Он не сказал Баскену о пропаже марок. Неужели и это обернется против него? Инспектор лишь спросил, были ли у Джины с собой деньги, и он правдиво ответил, что, по-видимому, немного. Иона начал опасаться, не случилось ли с Джиной несчастья. По меньшей мере однажды — он знал это точно — она провела ночь с уроженцем Северной Африки в жалких меблирашках на Верхней улице. Неужели на этот раз ей попался какой-нибудь садист, или сумасшедший, или один из тех отчаявшихся, что убивают из-за нескольких сотен франков? Успокаивало одно: она забрала с собой марки, и поэтому он почти с уверенностью мог отбросить страшное предположение.

Он чувствовал себя таким одиноким, таким растерянным, что у него появилось желание попросить совета у аббата Гримо: в его гостиной так тихо, а полумрак и запах так успокаивают! Но что может сказать ему священник? Почему он должен понять его лучше, чем Баскен, который по крайней мере женат, как сам Иона?

Каждый вечер Иона готовил еду, мыл посуду. Он не притрагивался больше к альбому с русскими марками, напоминавшими ему, что он человек другой породы.

Теперь он чувствовал себя почти виноватым, что собрал эту коллекцию: это казалось предательством по отношению к тем, среди кого он жил. Он ведь собрал эти марки не из патриотизма и не из-за ностальгии по неведомой ему стране. Он не мог точно сказать, что им двигало.

Быть может, мысли о Дусе? Как-то воскресным днем, сидя во дворе, он рассказал Джине о ней, и та спросила:

— Она старше тебя?

— Когда я родился, ей было два года. Сейчас ей было бы сорок два.

— Почему ты сказал «было бы»?

— Потому что ее, наверное, нет в живых.

— Там убивали маленьких детей?

— Не знаю. Может быть, она и жива.

— Забавно, — задумчиво глядя на него, прошептала Джина.

— Что забавно?

— Все: ты, твоя семья, сестры. Может, все они преспокойно там живут, а ты об этом не знаешь. Может, они спрашивают себя, что с тобой произошло? Тебе никогда не хотелось повидать их?

— Нет.

— Почему?

— Не знаю.

Она не поняла и, по-видимому, решила, что он отрекся от родственников. Это было не так.

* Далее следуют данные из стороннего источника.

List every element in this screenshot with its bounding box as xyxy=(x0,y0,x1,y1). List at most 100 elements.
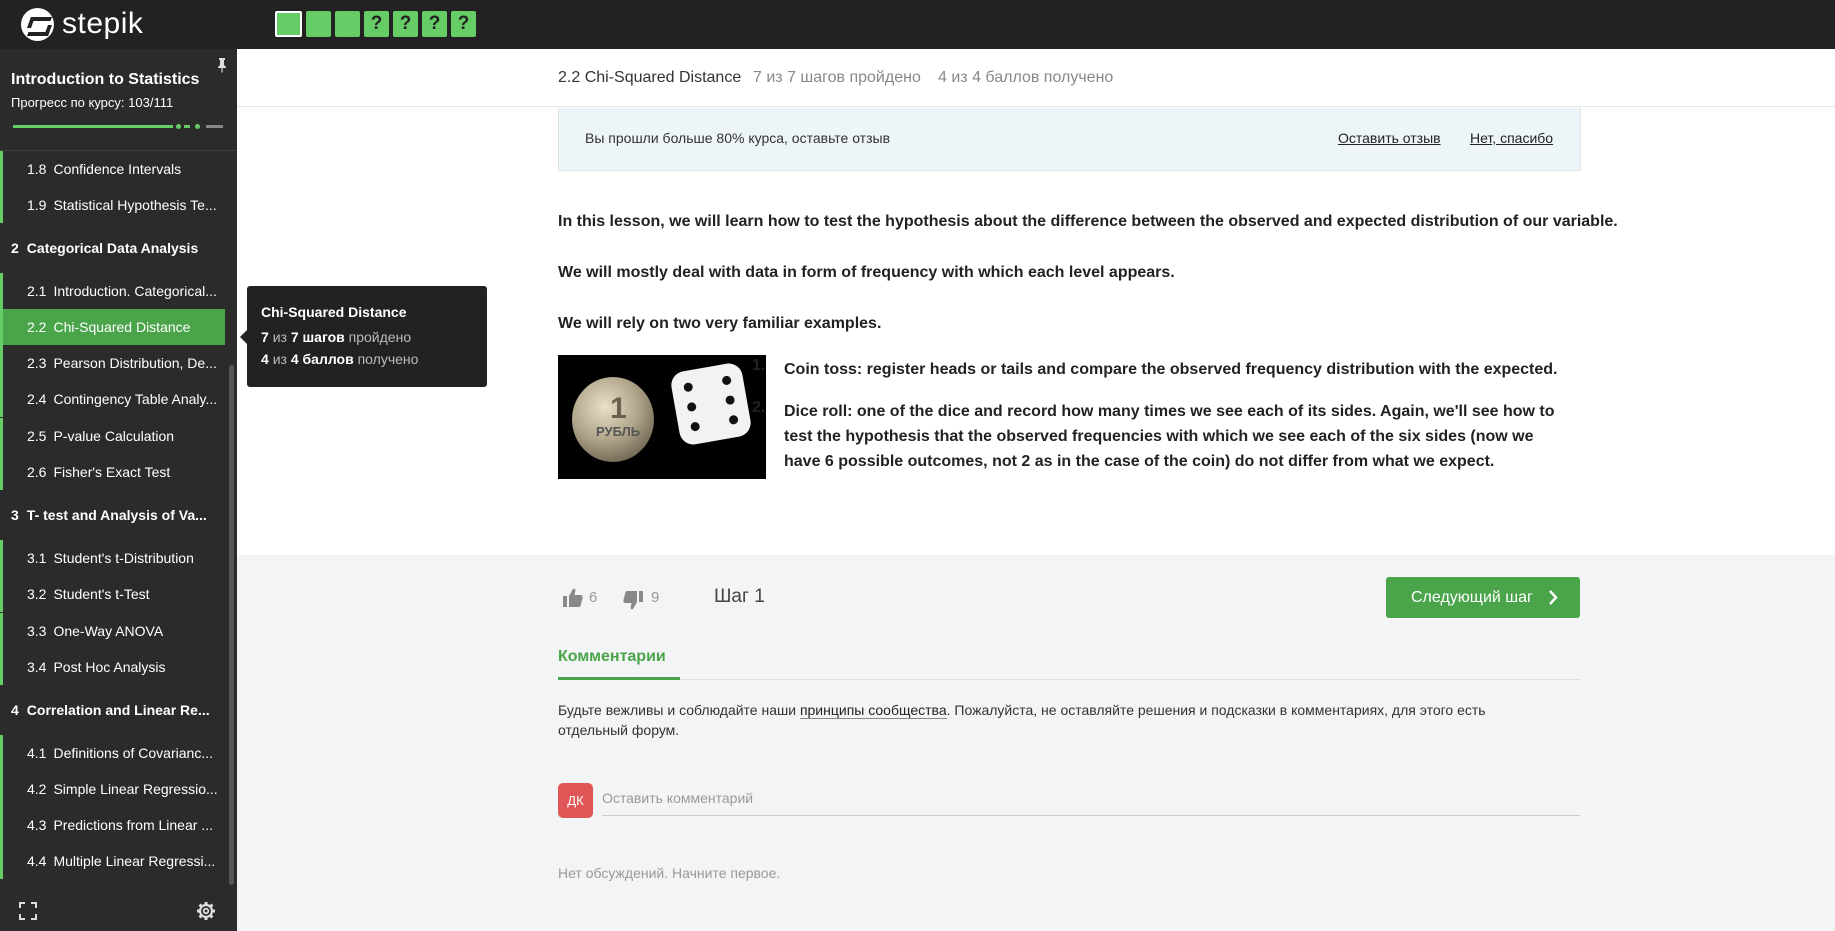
list-item-text: Coin toss: register heads or tails and c… xyxy=(784,361,1558,378)
community-guidelines-link[interactable]: принципы сообщества xyxy=(799,702,947,719)
toc-label: Correlation and Linear Re... xyxy=(26,702,210,718)
pin-icon[interactable] xyxy=(215,57,229,73)
thumbs-up-icon[interactable] xyxy=(562,587,584,609)
paragraph-frequency: We will mostly deal with data in form of… xyxy=(558,264,1175,281)
paragraph-intro: In this lesson, we will learn how to tes… xyxy=(558,213,1618,230)
stepik-logo[interactable]: stepik xyxy=(21,7,143,41)
fullscreen-icon[interactable] xyxy=(19,902,37,920)
toc-number: 4.4 xyxy=(27,853,47,869)
sidebar-footer xyxy=(0,889,237,931)
toc-section-2[interactable]: 2 Categorical Data Analysis xyxy=(0,230,225,266)
no-discussions-text: Нет обсуждений. Начните первое. xyxy=(558,865,781,881)
coin-lettering: РУБЛЬ xyxy=(596,424,641,439)
toc-label: Statistical Hypothesis Te... xyxy=(53,197,217,213)
course-title[interactable]: Introduction to Statistics xyxy=(11,71,199,89)
coin-and-die-image: 1 РУБЛЬ xyxy=(558,355,766,479)
toc-number: 4 xyxy=(11,702,19,718)
gear-icon[interactable] xyxy=(196,901,216,921)
comments-tab-underline xyxy=(558,677,680,680)
toc-number: 4.1 xyxy=(27,745,47,761)
sidebar-item-1-8[interactable]: 1.8 Confidence Intervals xyxy=(0,151,225,187)
lesson-steps-status: 7 из 7 шагов пройдено xyxy=(753,69,921,86)
sidebar-item-4-1[interactable]: 4.1 Definitions of Covarianc... xyxy=(0,735,225,771)
step-passed[interactable] xyxy=(306,11,331,37)
progress-remaining xyxy=(206,125,223,128)
toc-number: 2 xyxy=(11,240,19,256)
toc-label: Pearson Distribution, De... xyxy=(53,355,217,371)
comment-input[interactable]: Оставить комментарий xyxy=(602,788,1580,816)
sidebar-item-4-4[interactable]: 4.4 Multiple Linear Regressi... xyxy=(0,843,225,879)
toc-label: Simple Linear Regressio... xyxy=(53,781,218,797)
toc-label: Definitions of Covarianc... xyxy=(53,745,213,761)
sidebar-item-2-6[interactable]: 2.6 Fisher's Exact Test xyxy=(0,454,225,490)
community-rules-text: Будьте вежливы и соблюдайте наши принцип… xyxy=(558,700,1558,740)
toc-section-4[interactable]: 4 Correlation and Linear Re... xyxy=(0,692,225,728)
lesson-steps-nav: ???? xyxy=(275,11,476,37)
no-thanks-link[interactable]: Нет, спасибо xyxy=(1470,130,1553,146)
step-question[interactable]: ? xyxy=(393,11,418,37)
step-question[interactable]: ? xyxy=(364,11,389,37)
toc-label: Chi-Squared Distance xyxy=(53,319,191,335)
step-passed[interactable] xyxy=(275,11,302,37)
toc-label: One-Way ANOVA xyxy=(53,623,164,639)
sidebar-item-2-4[interactable]: 2.4 Contingency Table Analy... xyxy=(0,381,225,417)
toc-number: 4.3 xyxy=(27,817,47,833)
toc-number: 3.2 xyxy=(27,586,47,602)
toc-label: Student's t-Test xyxy=(53,586,150,602)
course-progress-bar xyxy=(13,124,223,129)
step-passed[interactable] xyxy=(335,11,360,37)
toc-number: 4.2 xyxy=(27,781,47,797)
rules-prefix: Будьте вежливы и соблюдайте наши xyxy=(558,702,800,718)
paragraph-examples: We will rely on two very familiar exampl… xyxy=(558,315,882,332)
lesson-title: 2.2 Chi-Squared Distance xyxy=(558,69,742,86)
sidebar-item-2-1[interactable]: 2.1 Introduction. Categorical... xyxy=(0,273,225,309)
sidebar-item-4-3[interactable]: 4.3 Predictions from Linear ... xyxy=(0,807,225,843)
toc-section-3[interactable]: 3 T- test and Analysis of Va... xyxy=(0,497,225,533)
thumbs-down-icon[interactable] xyxy=(622,589,644,611)
progress-dash xyxy=(184,125,190,128)
sidebar-item-1-9[interactable]: 1.9 Statistical Hypothesis Te... xyxy=(0,187,225,223)
sidebar-item-3-1[interactable]: 3.1 Student's t-Distribution xyxy=(0,540,225,576)
sidebar-item-3-3[interactable]: 3.3 One-Way ANOVA xyxy=(0,613,225,649)
toc-number: 2.6 xyxy=(27,464,47,480)
toc-number: 2.4 xyxy=(27,391,47,407)
sidebar-item-3-4[interactable]: 3.4 Post Hoc Analysis xyxy=(0,649,225,685)
toc-label: T- test and Analysis of Va... xyxy=(26,507,207,523)
sidebar-item-2-2[interactable]: 2.2 Chi-Squared Distance xyxy=(0,309,225,345)
leave-review-link[interactable]: Оставить отзыв xyxy=(1338,130,1441,146)
next-step-button[interactable]: Следующий шаг xyxy=(1386,577,1580,618)
toc-label: Fisher's Exact Test xyxy=(53,464,171,480)
toc-label: Introduction. Categorical... xyxy=(53,283,217,299)
sidebar-item-2-5[interactable]: 2.5 P-value Calculation xyxy=(0,418,225,454)
sidebar-item-4-2[interactable]: 4.2 Simple Linear Regressio... xyxy=(0,771,225,807)
toc-label: Multiple Linear Regressi... xyxy=(53,853,216,869)
review-banner-text: Вы прошли больше 80% курса, оставьте отз… xyxy=(585,130,891,146)
toc-label: Contingency Table Analy... xyxy=(53,391,218,407)
toc-label: Post Hoc Analysis xyxy=(53,659,166,675)
sidebar-item-2-3[interactable]: 2.3 Pearson Distribution, De... xyxy=(0,345,225,381)
lesson-header: 2.2 Chi-Squared Distance 7 из 7 шагов пр… xyxy=(237,49,1835,107)
like-count: 6 xyxy=(589,589,598,606)
stepik-logo-icon xyxy=(21,7,54,41)
toc-number: 3 xyxy=(11,507,19,523)
step-question[interactable]: ? xyxy=(451,11,476,37)
die xyxy=(669,361,753,447)
lesson-tooltip: Chi-Squared Distance 7 из 7 шагов пройде… xyxy=(240,286,487,387)
toc-number: 1.8 xyxy=(27,161,47,177)
toc-label: Confidence Intervals xyxy=(53,161,182,177)
sidebar-scrollbar[interactable] xyxy=(229,365,234,885)
step-question[interactable]: ? xyxy=(422,11,447,37)
tab-comments[interactable]: Комментарии xyxy=(558,648,666,666)
toc-label: Student's t-Distribution xyxy=(53,550,194,566)
course-sidebar: Introduction to Statistics Прогресс по к… xyxy=(0,49,237,931)
sidebar-item-3-2[interactable]: 3.2 Student's t-Test xyxy=(0,576,225,612)
toc-number: 3.3 xyxy=(27,623,47,639)
toc-number: 2.1 xyxy=(27,283,47,299)
toc-number: 3.4 xyxy=(27,659,47,675)
toc-label: Predictions from Linear ... xyxy=(53,817,213,833)
course-progress-label: Прогресс по курсу: 103/111 xyxy=(11,95,174,110)
toc-number: 1.9 xyxy=(27,197,47,213)
logo-text: stepik xyxy=(62,7,144,40)
top-bar: stepik ???? xyxy=(0,0,1835,49)
toc-label: P-value Calculation xyxy=(53,428,175,444)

— Ты думаешь, твоего отца расстреляли?

— Его, наверное, сослали в Сибирь. А может, разрешили вернуться в Архангельск.

Какая ирония судьбы: вся семья, возможно, вновь соединилась там, в родном городе, может быть, даже в родном доме — но без него!

Однажды, сидя в эти дни у Ле Бука, он оказался рядом с полицейским Бенешем: тот сделал вид, что не заметил его. Бенеш три раза в неделю дежурил на рынке, но не был там «своим» и знал, что думают об Ионе в полиции.

Баскен дал понять, что встретится с ним снова, и Иона каждую минуту ждал его появления. Он заставил себя приготовить ответы на новые возможные вопросы. На листке бумаги он даже расписал по времени все, что происходило с ним в четверг, день, когда он столько наговорил о поездке в Бурж, и составил список людей, с которыми беседовал.

Эти четыре дня Иона прожил, как под стеклянным колпаком, словно подопытное животное в лаборатории, за поведением которого ведется наблюдение. В четверг утром, в самый разгар торговли на рынке, разразилась страшная гроза, пошел дождь с градом, и люди разбежались кто куда; две незнакомые женщины укрылись в его лавке. Ливень хлестал около часа, уличное движение замерло, и сам он появился у Ле Бука не в десять, а лишь в половине двенадцатого; там пахло мокрой шерстью.

— Привет, Фернан, — опять заставил он себя сказать как ни в чем не бывало и, заказав кофе, стал разворачивать сахар.

В тот же день около пяти к лавке подъехал полицейский на велосипеде и, поставив машину у тротуара, вошел внутрь.

— Вы Иона Мильк? — Иона кивнул, и тот протянул ему желтоватый конверт, а также блокнот, какие носят почтальоны, доставляющие заказную корреспонденцию. — Распишитесь здесь.